Well, let me tell you, the lady I am going to introduce to you in a minute, knows what she's doing. 

The way a job candidate is looking may be deceiving. 

I mean - look at me today! Clearly I am not at my best today, and I have an excuse, I have a bad knee, but still! 

Fortunately she (pointing at the graphologist) couldn't see my clothes when she was analyzing my handwriting three years ago as I applied for my job. 

What she did see - very obviously - was that I can work hard and make things happen. She could even see that against my better judgement I can raise to the occasion and speak in front of all of you."

Laughter

"Enough of me, though. Please welcome Mrs can-you-believe-I-can't-remember-her-name!" 

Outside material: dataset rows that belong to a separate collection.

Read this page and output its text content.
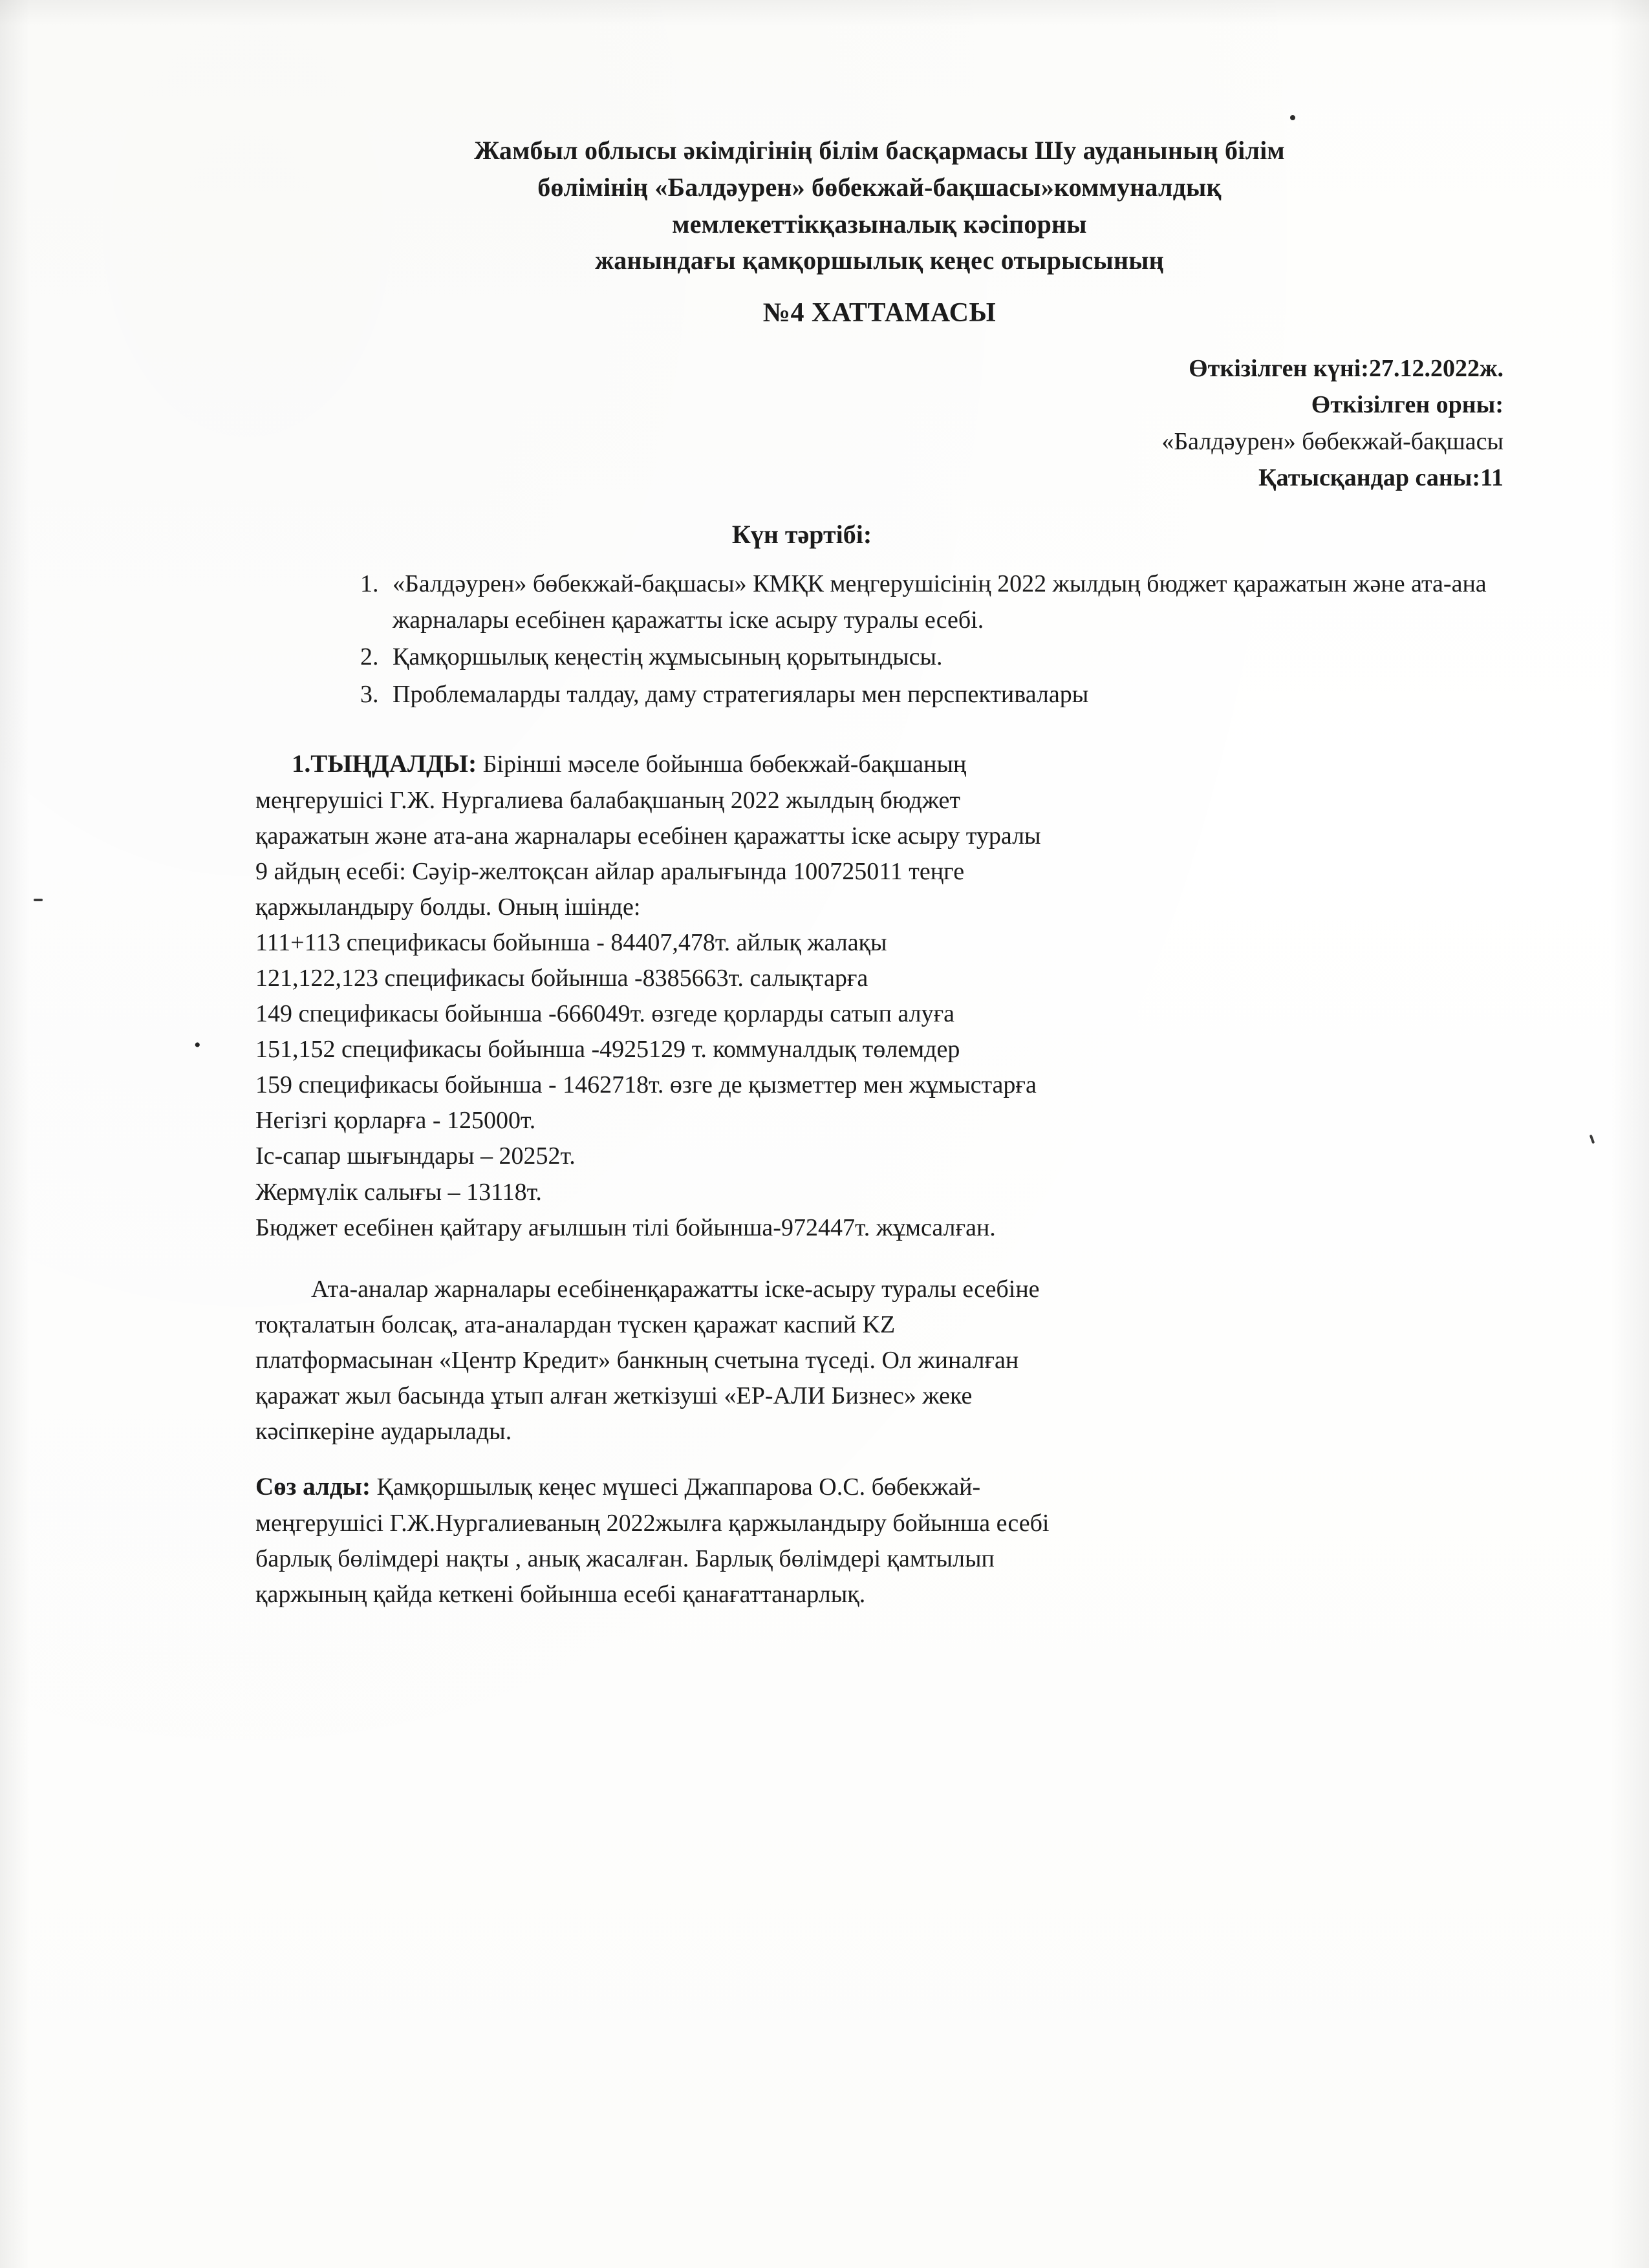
•
Жамбыл облысы әкімдігінің білім басқармасы Шу ауданының білім
бөлімінің «Балдәурен» бөбекжай-бақшасы»коммуналдық
мемлекеттікқазыналық кәсіпорны
жанындағы қамқоршылық кеңес отырысының
№4 ХАТТАМАСЫ
Өткізілген күні:27.12.2022ж.
Өткізілген орны:
«Балдәурен» бөбекжай-бақшасы
Қатысқандар саны:11
Күн тәртібі:
1. «Балдәурен» бөбекжай-бақшасы» КМҚК меңгерушісінің 2022 жылдың бюджет қаражатын және ата-ана жарналары есебінен қаражатты іске асыру туралы есебі.
2. Қамқоршылық кеңестің жұмысының қорытындысы.
3. Проблемаларды талдау, даму стратегиялары мен перспективалары
1.ТЫҢДАЛДЫ: Бірінші мәселе бойынша бөбекжай-бақшаның
меңгерушісі Г.Ж. Нургалиева балабақшаның 2022 жылдың бюджет
қаражатын және ата-ана жарналары есебінен қаражатты іске асыру туралы
9 айдың есебі: Сәуір-желтоқсан айлар аралығында 100725011 теңге
қаржыландыру болды. Оның ішінде:
111+113 спецификасы бойынша - 84407,478т. айлық жалақы
121,122,123 спецификасы бойынша -8385663т. салықтарға
149 спецификасы бойынша -666049т. өзгеде қорларды сатып алуға
151,152 спецификасы бойынша -4925129 т. коммуналдық төлемдер
159 спецификасы бойынша - 1462718т. өзге де қызметтер мен жұмыстарға
Негізгі қорларға - 125000т.
Іс-сапар шығындары – 20252т.
Жермүлік салығы – 13118т.
Бюджет есебінен қайтару ағылшын тілі бойынша-972447т. жұмсалған.
Ата-аналар жарналары есебіненқаражатты іске-асыру туралы есебіне
тоқталатын болсақ, ата-аналардан түскен қаражат каспий KZ
платформасынан «Центр Кредит» банкның счетына түседі. Ол жиналған
қаражат жыл басында ұтып алған жеткізуші «ЕР-АЛИ Бизнес» жеке
кәсіпкеріне аударылады.
Сөз алды: Қамқоршылық кеңес мүшесі Джаппарова О.С. бөбекжай-
меңгерушісі Г.Ж.Нургалиеваның 2022жылға қаржыландыру бойынша есебі
барлық бөлімдері нақты , анық жасалған. Барлық бөлімдері қамтылып
қаржының қайда кеткені бойынша есебі қанағаттанарлық.
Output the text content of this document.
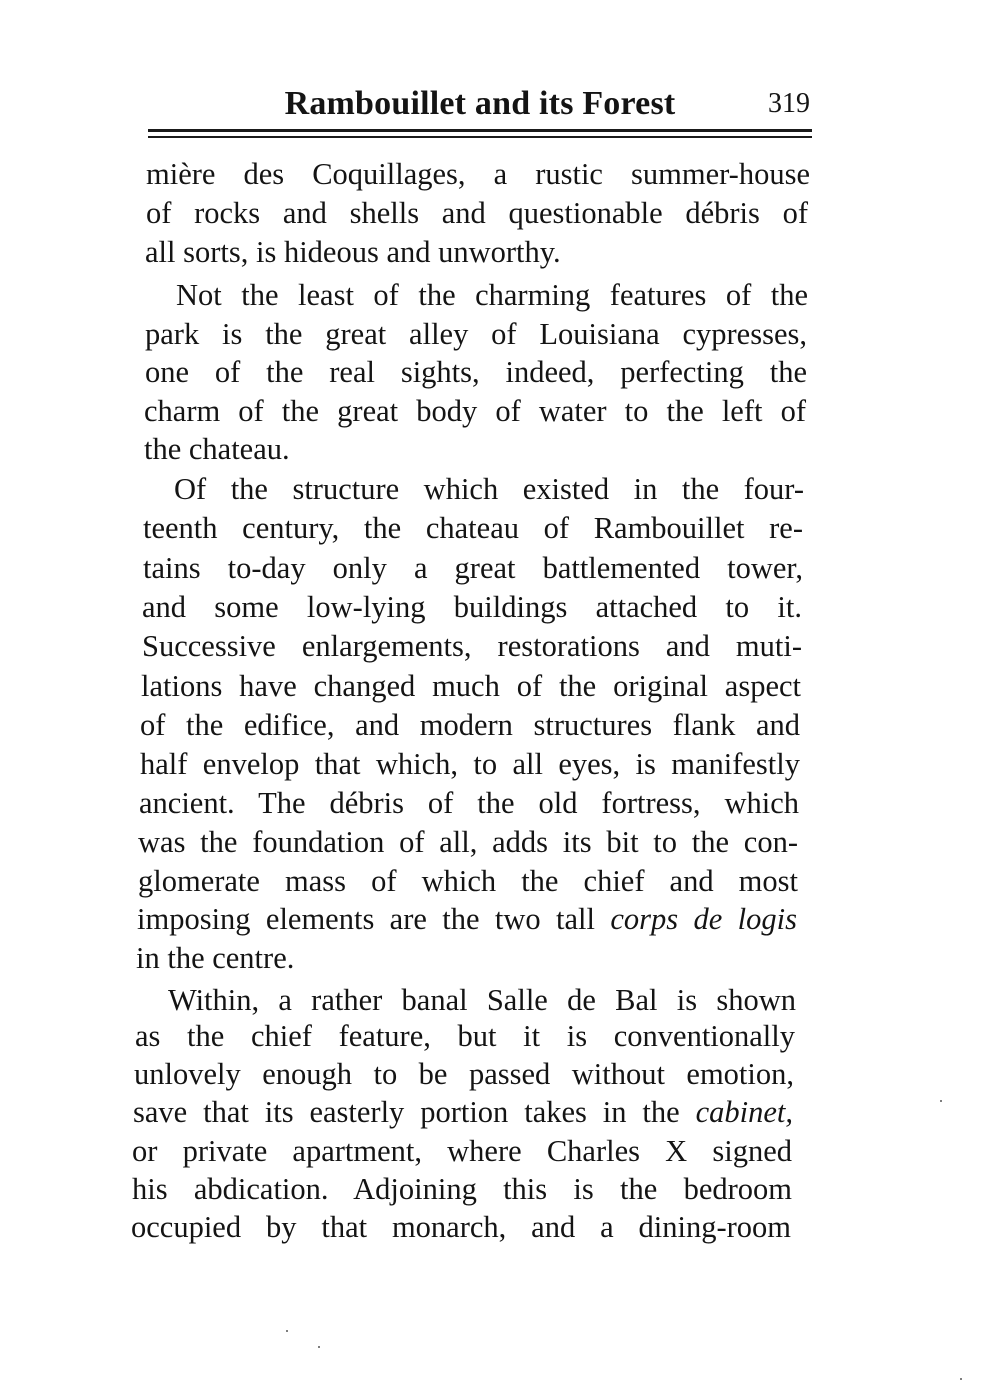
Rambouillet and its Forest	319
mière des Coquillages, a rustic summer-house
of rocks and shells and questionable débris of
all sorts, is hideous and unworthy.
Not the least of the charming features of the
park is the great alley of Louisiana cypresses,
one of the real sights, indeed, perfecting the
charm of the great body of water to the left of
the chateau.
Of the structure which existed in the four-
teenth century, the chateau of Rambouillet re-
tains to-day only a great battlemented tower,
and some low-lying buildings attached to it.
Successive enlargements, restorations and muti-
lations have changed much of the original aspect
of the edifice, and modern structures flank and
half envelop that which, to all eyes, is manifestly
ancient. The débris of the old fortress, which
was the foundation of all, adds its bit to the con-
glomerate mass of which the chief and most
imposing elements are the two tall corps de logis
in the centre.
Within, a rather banal Salle de Bal is shown
as the chief feature, but it is conventionally
unlovely enough to be passed without emotion,
save that its easterly portion takes in the cabinet,
or private apartment, where Charles X signed
his abdication. Adjoining this is the bedroom
occupied by that monarch, and a dining-room
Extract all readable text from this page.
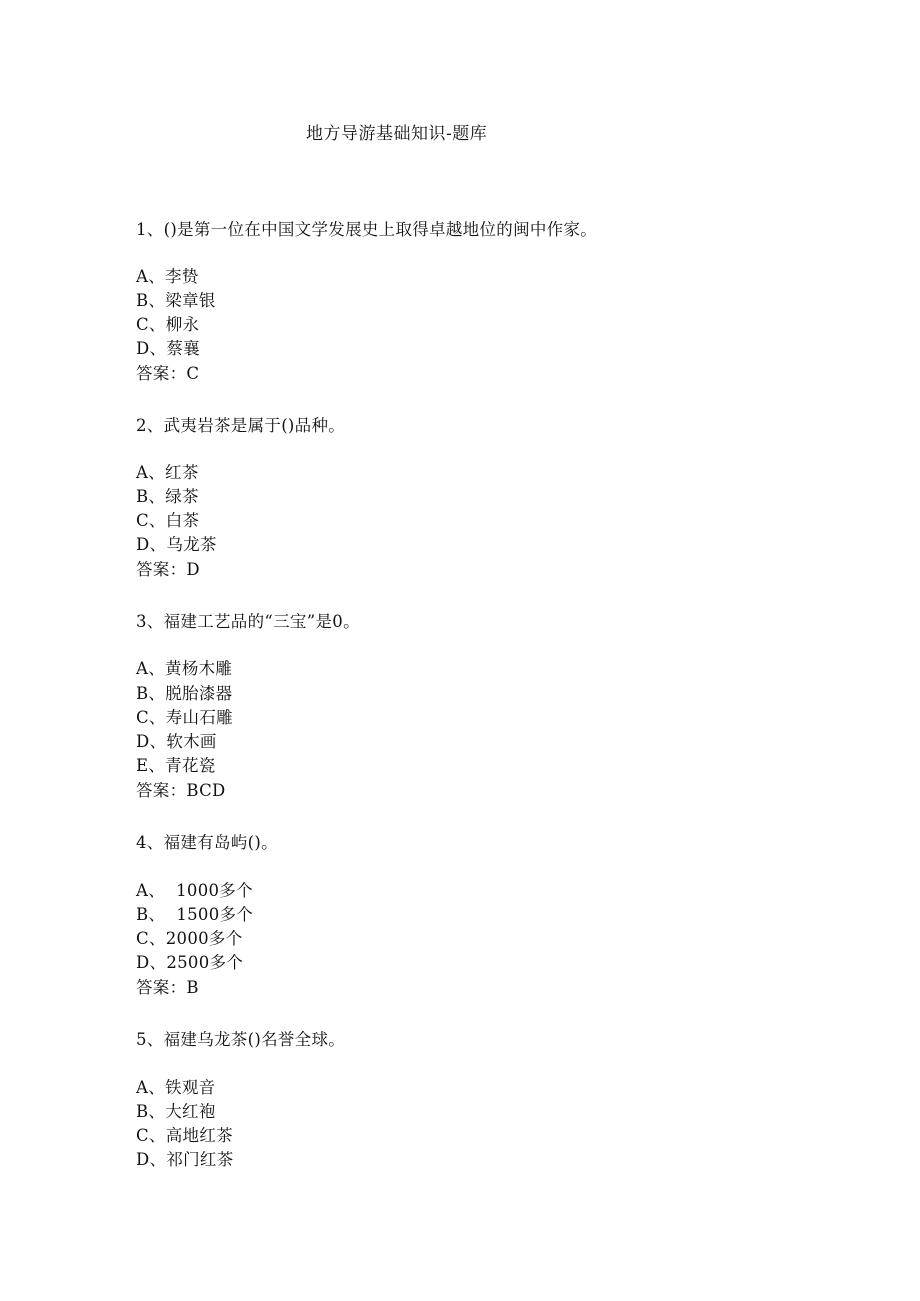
地方导游基础知识-题库
1、()是第一位在中国文学发展史上取得卓越地位的闽中作家。
A、李贽
B、梁章银
C、柳永
D、蔡襄
答案：C
2、武夷岩茶是属于()品种。
A、红茶
B、绿茶
C、白茶
D、乌龙茶
答案：D
3、福建工艺品的“三宝”是0。
A、黄杨木雕
B、脱胎漆器
C、寿山石雕
D、软木画
E、青花瓷
答案：BCD
4、福建有岛屿()。
A、  1000多个
B、  1500多个
C、2000多个
D、2500多个
答案：B
5、福建乌龙茶()名誉全球。
A、铁观音
B、大红袍
C、高地红茶
D、祁门红茶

(I did know her name back then, just not today!)

Applause.

Her presentation was very interesting, and soon we proceeded to miniature cheese quiches and wine.




I was so very relieved and happy, and I made it my goal to clink glasses with each and every participant. 



Add to that the pain killers I was on. 

I was at my best. 

Or probably beyond. 

I didn't notice though. 

I didn't care about my being dressed inappropriately, that's for sure ;-)

Later we went to a TexMex Bar. Just my coworkers, a handful of our best clients, and I. 

They were doing Tequila shots and asked why I didn't join them. 

"I don't like plain Tequila." 
Well, what do you like then? 
"Margaritas."

So they went ahead and ordered every variety on the menu: peach, strawberry, mango, you name it. 




Fast forward a couple of hours.

9am at my apartment. The phone rang. And rang. And rang. Until I somebody picked up. An old woman with a hoarse voice, feeling very hungover and confused. 

She assured her boss that she was gonna be at the office in about an hour, showered and appropriately dressed.